Gegen die möglicherweise psychisch kranke 36-Jährige sei Unterbringungsbefehl wegen versuchten Mordes erlassen worden, sagte ein Polizeisprecher am Donnerstag. Die Frau kam in ein psychiatrisches Krankenhaus. Der Junge wurde mit "schwersten Brandverletzungen" in eine Spezialklinik gebracht. Wann es zu der Tat gekommen war, ist noch unklar.
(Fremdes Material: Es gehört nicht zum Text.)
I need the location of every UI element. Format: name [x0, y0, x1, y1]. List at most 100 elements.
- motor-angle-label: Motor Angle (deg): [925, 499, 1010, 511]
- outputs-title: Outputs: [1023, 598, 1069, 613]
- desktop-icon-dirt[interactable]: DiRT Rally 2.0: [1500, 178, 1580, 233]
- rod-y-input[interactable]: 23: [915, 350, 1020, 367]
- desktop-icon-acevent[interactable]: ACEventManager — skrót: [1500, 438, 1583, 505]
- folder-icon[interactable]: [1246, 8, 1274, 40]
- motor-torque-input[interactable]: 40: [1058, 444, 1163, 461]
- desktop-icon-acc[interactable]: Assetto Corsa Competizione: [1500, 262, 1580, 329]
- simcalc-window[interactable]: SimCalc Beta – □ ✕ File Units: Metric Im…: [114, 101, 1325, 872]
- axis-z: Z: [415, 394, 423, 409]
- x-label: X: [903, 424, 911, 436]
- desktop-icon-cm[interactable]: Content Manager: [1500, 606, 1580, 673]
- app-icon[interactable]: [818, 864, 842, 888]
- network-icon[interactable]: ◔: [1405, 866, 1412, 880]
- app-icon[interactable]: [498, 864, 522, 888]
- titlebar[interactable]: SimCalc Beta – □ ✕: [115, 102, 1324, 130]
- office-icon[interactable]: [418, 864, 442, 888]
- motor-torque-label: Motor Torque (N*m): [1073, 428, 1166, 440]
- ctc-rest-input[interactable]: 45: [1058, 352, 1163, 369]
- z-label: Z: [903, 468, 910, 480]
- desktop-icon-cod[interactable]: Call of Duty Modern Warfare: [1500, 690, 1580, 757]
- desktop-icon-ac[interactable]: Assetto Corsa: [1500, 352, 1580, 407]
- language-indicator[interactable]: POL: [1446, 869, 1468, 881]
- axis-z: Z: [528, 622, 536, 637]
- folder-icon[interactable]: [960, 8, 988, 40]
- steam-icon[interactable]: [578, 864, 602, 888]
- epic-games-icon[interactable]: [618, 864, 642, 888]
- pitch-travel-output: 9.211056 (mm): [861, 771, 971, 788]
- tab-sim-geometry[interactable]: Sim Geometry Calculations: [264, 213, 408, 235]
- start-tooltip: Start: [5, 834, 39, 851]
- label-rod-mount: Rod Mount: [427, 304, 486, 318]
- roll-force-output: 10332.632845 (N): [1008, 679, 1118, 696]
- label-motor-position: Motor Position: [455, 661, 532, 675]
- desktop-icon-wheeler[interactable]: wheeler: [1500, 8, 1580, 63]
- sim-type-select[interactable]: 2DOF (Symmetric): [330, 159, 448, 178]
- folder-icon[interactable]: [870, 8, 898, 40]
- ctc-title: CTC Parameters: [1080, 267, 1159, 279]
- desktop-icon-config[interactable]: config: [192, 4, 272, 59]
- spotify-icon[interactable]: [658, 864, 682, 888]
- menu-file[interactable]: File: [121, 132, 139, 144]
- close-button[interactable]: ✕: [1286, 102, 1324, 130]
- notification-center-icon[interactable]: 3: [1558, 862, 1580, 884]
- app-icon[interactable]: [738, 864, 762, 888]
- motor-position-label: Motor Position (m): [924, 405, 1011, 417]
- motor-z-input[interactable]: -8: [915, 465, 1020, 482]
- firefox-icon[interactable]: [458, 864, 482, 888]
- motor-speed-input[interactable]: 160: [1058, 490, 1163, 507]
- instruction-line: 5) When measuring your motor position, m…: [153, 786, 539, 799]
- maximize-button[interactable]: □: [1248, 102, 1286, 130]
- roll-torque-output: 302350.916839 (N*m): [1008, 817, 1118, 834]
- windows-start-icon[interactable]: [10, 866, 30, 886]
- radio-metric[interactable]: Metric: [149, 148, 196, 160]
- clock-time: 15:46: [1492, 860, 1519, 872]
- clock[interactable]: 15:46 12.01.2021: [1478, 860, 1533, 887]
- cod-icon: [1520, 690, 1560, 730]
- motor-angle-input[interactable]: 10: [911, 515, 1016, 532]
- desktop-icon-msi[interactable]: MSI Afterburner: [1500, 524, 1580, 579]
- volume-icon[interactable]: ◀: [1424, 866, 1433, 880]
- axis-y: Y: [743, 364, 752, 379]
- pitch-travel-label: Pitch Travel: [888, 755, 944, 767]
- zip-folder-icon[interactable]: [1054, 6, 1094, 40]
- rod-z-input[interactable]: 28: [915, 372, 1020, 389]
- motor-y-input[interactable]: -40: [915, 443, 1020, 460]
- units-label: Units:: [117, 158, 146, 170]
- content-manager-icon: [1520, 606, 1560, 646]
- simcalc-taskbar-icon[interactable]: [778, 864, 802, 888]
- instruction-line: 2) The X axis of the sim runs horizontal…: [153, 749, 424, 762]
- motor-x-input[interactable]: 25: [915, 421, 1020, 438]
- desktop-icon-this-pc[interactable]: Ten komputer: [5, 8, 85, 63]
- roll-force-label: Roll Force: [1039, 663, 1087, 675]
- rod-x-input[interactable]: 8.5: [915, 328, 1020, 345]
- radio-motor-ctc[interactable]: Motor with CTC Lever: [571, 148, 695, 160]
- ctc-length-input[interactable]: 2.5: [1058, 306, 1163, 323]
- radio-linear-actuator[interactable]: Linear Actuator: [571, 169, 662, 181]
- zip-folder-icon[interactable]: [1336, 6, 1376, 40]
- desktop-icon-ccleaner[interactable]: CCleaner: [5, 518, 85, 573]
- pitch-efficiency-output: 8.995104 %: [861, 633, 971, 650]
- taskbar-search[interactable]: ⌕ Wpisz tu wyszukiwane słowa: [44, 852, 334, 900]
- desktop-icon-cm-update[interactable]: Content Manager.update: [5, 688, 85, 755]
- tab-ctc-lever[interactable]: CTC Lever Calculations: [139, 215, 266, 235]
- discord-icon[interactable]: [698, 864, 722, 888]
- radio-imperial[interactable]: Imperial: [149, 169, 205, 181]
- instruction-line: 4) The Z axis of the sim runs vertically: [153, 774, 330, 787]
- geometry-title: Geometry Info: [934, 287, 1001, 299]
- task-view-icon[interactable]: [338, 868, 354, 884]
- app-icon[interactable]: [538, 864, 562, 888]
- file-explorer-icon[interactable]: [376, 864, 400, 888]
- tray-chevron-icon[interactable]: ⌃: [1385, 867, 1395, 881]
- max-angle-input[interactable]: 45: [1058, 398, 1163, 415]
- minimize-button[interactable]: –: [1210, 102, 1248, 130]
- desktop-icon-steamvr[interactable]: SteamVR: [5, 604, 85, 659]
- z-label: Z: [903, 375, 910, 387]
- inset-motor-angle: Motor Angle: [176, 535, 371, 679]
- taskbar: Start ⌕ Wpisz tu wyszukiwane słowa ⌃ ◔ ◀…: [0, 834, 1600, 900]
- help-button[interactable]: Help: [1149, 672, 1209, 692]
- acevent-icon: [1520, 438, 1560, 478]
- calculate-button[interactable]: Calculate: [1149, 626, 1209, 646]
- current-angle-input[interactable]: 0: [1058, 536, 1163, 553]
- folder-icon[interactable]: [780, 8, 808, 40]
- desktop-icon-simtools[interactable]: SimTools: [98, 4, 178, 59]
Die 36-Jährige war am Dienstag gemeinsam mit ihrem Ehemann und dem Fünfjährigen zu einer Tankstelle gefahren, in der auch eine Postfiliale betrieben wird, und wollte ein Paket aufgeben. Der Betreiberin der Tankstelle fiel das durch die Brandwunden entstellte Gesicht des Jungen auf, sie alarmierte das Jugendamt.

Mit Hilfe der Polizei wurde der Fünfjährige aus der Wohnung geholt und in eine Spezialklinik gebracht. Vier weitere Kinder der Familie sind inzwischen in der Obhut des Jugendamtes. Die Hintergründe der Tat sind noch unklar.

Die Eltern hätten zunächst keine Angaben zu den Verletzungen gemacht. Der Junge habe in der Klinik berichtet, dass seine Mutter ihn angezündet habe, sagte der Polizeisprecher. Der Vater des Kleinen ist auf freiem Fuß.